Challenges experienced when searching for information
With my daughter, I did not experience many problems when seeking information on albinism, except for the distances that I had to travel to access information. The lack of relevant literature on albinism in the Namibian context is a challenge, as most of the information is about the situations in other African countries and other parts of the world.
With my son, I received confusing information, especially when I was enquiring about government services for persons with disabilities. Some officials would tell me that my son did not qualify for inclusion because he is not disabled, while others told me the opposite.
Conclusions and recommendations
The findings from my study respond to the study’s research objectives, which were to establish the purposes for which information on albinism was required, establish the mechanisms for information seeking, and identify the challenges experienced during the information-seeking process. The findings have several significance implications for applying autoethnography and the role played by information in any situation.
Autoethnography has given me a voice to represent myself and to tell my story with respect to albinism as I have experienced it. It has provided me with the opportunity to share my emotions of confusion and loneliness, and the excitement that I experienced after giving birth to my daughter and son, who were born with albinism in 2013 and 2016, respectively. Additionally, I hope that my study will be inspirational for parents of children with albinism, especially in Africa, where albinism is misunderstood. Their experience in most cases is the same, and this is also supported by the findings from interviews with parents of children with albinism.

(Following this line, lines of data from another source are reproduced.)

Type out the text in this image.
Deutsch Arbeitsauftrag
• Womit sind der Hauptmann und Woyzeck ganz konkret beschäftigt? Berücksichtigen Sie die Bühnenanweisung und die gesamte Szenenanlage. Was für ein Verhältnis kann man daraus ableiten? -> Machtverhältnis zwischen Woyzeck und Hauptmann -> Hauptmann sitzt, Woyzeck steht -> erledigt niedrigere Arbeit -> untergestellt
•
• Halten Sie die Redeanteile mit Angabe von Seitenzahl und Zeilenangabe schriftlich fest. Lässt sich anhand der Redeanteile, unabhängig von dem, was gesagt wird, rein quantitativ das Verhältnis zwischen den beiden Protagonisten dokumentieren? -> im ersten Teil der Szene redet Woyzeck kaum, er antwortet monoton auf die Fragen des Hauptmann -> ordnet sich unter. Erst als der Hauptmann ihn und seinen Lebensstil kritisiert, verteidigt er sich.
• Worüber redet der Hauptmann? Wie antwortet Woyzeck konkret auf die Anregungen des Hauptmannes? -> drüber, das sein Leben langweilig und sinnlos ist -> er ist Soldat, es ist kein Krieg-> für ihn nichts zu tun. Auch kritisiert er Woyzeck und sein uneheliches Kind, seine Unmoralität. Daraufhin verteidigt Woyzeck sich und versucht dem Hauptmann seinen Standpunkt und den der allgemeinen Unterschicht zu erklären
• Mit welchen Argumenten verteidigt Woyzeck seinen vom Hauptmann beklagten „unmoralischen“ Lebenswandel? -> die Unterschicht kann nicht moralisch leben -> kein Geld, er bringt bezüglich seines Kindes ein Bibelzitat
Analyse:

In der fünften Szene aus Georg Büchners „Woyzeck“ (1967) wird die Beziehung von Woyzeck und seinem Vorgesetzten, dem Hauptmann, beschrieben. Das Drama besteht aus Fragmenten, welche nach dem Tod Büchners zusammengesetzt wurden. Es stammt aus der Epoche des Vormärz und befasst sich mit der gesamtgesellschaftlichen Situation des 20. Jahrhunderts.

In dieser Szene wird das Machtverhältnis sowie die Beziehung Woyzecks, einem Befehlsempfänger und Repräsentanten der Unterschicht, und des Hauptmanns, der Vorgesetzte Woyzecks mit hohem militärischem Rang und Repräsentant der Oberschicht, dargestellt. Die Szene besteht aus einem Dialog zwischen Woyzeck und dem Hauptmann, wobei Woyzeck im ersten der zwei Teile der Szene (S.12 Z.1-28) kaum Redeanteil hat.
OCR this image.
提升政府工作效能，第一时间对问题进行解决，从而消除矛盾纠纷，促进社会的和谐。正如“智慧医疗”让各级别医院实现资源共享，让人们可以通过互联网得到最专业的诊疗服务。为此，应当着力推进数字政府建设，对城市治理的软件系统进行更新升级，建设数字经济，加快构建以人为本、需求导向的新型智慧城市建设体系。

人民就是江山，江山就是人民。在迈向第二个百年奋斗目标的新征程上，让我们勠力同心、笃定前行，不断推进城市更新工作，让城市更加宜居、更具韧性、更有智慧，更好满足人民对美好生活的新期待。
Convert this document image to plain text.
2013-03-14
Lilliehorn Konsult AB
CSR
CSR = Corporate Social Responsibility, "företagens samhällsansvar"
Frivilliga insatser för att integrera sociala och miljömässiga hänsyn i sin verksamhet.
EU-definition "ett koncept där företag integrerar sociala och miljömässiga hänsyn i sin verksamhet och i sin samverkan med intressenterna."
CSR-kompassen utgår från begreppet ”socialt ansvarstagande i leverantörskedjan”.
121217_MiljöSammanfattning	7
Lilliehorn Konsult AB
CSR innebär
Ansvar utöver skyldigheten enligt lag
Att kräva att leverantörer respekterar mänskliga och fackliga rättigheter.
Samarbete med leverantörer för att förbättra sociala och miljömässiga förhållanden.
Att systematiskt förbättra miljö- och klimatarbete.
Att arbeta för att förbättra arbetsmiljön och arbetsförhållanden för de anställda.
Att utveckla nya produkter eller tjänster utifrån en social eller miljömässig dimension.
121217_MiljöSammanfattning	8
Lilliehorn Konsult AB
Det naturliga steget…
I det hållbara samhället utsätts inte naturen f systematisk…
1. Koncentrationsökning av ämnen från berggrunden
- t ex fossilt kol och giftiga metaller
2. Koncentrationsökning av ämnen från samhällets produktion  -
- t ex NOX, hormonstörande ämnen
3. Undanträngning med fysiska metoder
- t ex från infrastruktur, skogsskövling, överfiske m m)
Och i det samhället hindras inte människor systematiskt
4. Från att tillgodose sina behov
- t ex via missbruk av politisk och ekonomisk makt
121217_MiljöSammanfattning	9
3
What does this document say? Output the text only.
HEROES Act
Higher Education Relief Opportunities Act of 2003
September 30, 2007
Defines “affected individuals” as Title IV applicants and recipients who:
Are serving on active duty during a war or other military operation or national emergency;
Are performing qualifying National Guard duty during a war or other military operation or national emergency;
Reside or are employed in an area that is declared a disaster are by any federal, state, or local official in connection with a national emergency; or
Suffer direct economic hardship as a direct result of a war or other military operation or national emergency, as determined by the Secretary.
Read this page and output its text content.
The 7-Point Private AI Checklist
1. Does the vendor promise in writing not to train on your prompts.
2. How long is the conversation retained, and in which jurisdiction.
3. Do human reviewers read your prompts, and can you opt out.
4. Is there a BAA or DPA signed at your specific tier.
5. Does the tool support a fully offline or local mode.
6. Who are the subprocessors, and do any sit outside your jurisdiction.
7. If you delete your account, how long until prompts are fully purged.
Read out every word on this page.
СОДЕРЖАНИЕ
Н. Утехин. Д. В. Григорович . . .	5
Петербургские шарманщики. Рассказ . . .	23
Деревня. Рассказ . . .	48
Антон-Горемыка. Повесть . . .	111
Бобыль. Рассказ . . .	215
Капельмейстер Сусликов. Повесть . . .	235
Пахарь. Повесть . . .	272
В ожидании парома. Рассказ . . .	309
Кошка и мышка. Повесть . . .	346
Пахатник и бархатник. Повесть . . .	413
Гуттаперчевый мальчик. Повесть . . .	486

Through my research, I have also come to understand and appreciate the role that information plays in any situation. As a librarian and the mother of children with albinism, I have explored different mechanisms to find information, which have helped me to understand albinism better and to deal with my predicament. By absorbing so much information, I have been able to defy the myths and beliefs attached to the condition, and come to terms with the fact that albinism is a genetic condition.
It is for this reason that this study recommends that hospitals must offer counselling services, with the assistance of the Namibia Albino Association Trust and Support in Namibia of Albinism Sufferers Requiring Assistance, because they understand albinism and are in a better place to provide accurate information. The Ministry of Health and Social Services should ensure that psychologists and social workers attend to cases of albinism without delay to avoid children being rejected and abandoned by their parents. In addition, the Ministry of Health and Social Services should create a database of children born with disabilities for ease of access and the provision of information and other services. It is vital for Support in Namibia of Albinism Sufferers Requiring Assistance and the Namibia Albino Association Trust to establish support groups for parents of children with albinism in order to share information and that they may learn from each other. Moreover, their information booklets should be made available in all hospitals countrywide.